Interesting speculation. I wouldnt put it past him.

1.1  Texan1211  replied to  JohnRussell @1    last year
I heard a theory today

In which left-wing nuthouse did you hear that nonsense?

Dean Moriarty
1.2  Dean Moriarty  replied to  JohnRussell @1    last year

I love a good conspiracy theory. Maybe we can get this one to go viral. 

1.2.1  seeder  JohnRussell  replied to  Dean Moriarty @1.2    last year

When things look darkest he will "strike" a trade deal , or so he will say, and stocks will go up.

Perrie Halpern R.A.
1.2.2  Perrie Halpern R.A.  replied to  JohnRussell @1.2.1    last year


I know you say that I don't often agree with you, but this actually sounds very doable. And from a man who prided himself on the "art of the deal"... this was one of the tactics in the book. Created an impossible situation, and then dial it back to one that you like, at a time that you like. 

Apparently no one here has read the book. I have. 
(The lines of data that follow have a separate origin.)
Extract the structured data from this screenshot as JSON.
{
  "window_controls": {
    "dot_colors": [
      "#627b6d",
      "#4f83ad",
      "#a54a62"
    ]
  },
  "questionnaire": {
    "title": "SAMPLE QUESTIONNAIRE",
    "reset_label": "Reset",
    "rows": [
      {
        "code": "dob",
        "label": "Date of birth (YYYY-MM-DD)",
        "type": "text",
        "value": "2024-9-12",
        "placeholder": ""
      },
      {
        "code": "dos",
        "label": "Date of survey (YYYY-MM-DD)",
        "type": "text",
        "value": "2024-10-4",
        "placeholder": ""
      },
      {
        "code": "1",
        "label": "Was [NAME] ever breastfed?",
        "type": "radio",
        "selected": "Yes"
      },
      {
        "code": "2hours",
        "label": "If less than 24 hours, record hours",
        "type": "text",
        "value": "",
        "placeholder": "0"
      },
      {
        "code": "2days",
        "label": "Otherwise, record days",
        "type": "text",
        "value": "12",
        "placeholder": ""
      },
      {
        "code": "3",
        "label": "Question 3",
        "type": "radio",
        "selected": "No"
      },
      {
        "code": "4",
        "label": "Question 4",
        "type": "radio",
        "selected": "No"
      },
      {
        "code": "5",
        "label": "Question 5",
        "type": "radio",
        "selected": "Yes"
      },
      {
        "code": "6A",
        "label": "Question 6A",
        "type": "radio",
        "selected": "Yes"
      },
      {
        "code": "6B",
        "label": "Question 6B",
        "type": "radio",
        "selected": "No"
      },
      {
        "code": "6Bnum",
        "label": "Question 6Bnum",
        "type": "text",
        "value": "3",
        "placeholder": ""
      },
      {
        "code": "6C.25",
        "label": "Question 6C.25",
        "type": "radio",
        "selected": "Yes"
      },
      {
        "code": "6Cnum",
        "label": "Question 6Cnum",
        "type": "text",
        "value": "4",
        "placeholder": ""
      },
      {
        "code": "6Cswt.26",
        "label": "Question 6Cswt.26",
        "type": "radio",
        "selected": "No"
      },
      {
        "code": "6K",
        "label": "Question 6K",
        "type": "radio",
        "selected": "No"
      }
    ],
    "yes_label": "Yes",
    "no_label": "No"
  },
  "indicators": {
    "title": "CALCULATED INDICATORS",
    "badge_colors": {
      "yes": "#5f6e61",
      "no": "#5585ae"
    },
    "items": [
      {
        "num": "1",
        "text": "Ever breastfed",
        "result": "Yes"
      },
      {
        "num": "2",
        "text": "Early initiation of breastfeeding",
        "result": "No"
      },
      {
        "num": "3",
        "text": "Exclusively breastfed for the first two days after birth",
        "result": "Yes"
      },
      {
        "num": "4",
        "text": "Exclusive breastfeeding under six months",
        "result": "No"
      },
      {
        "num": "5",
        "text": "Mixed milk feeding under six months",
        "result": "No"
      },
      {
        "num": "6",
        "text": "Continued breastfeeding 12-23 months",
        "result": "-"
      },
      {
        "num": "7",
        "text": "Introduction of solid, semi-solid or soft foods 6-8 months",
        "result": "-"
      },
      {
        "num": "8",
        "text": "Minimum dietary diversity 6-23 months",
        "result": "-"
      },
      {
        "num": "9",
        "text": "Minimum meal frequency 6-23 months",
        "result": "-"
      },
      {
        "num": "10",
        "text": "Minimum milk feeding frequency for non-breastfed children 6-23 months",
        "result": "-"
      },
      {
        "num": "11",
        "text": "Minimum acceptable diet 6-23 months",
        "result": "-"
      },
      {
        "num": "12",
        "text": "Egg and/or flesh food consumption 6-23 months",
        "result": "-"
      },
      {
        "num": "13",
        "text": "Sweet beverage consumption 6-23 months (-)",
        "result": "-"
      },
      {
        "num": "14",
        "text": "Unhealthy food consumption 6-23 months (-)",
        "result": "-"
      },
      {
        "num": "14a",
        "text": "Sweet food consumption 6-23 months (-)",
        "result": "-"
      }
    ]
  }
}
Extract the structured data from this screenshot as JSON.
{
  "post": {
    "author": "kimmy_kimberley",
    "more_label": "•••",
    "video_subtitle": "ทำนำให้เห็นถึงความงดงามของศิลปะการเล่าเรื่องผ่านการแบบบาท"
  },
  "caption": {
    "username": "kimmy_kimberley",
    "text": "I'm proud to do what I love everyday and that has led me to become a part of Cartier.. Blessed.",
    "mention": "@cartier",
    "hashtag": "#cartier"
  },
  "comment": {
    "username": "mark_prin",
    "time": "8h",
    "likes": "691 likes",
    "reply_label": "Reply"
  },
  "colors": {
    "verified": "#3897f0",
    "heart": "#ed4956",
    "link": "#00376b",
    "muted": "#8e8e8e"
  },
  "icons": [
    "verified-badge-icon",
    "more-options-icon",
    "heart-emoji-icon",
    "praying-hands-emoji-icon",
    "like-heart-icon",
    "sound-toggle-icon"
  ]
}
1.2.3  seeder  JohnRussell  replied to  Perrie Halpern R.A. @1.2.2    last year

Trump would like nothing more than a stock market rally on his "command". He has that possibility.  If he announces in the next few days that there will be a forthcoming deal with China the market will go up. It's not going to happen in the next few days, but could happen the next time Trump thinks he's in trouble. Then he can go through the whole process again later down the line. I read this speculation in some article today. You are right Perrie, it does sound like something he would do. 

Freedom Warrior
1.3  Freedom Warrior  replied to  JohnRussell @1    last year

What's so interesting about it?   I suppose we should just ignore China's part in all this.

Perrie Halpern R.A.
1.3.1  Perrie Halpern R.A.  replied to  Freedom Warrior @1.3    last year

Of course not, but do you realize that by creating tariffs as high as 25% is the same as taxing everyone on consumer goods at that same rate?

This is when you negotiate. Incremental increases for no change, until they budge. 

1.3.2  FLYNAVY1  replied to  Freedom Warrior @1.3    last year

I suppose we should just ignore China's part in all this.

Why not.... we've created this imbalance all on our own, as well as the migration of jobs over the last 40 years.  All in the quest of less expensive products, and higher profits.  This is the free market in it's essence.  (AKA unrestricted capitalism) 

Freedom Warrior
1.3.3  Freedom Warrior  replied to  FLYNAVY1 @1.3.2    last year
This is the free market in it's essence.

That's blatantly false. It's nothing close to a free market.  However, the US is attempting to move the dial in that direction by asserting our rights in the areas of U.S. intellectual property and trade secrets; forced technology transfers; competition policy; access to financial services; and currency manipulation. 

It's a task no other POTUS has been willing to tackle, likely out of self serving interests and cowardice.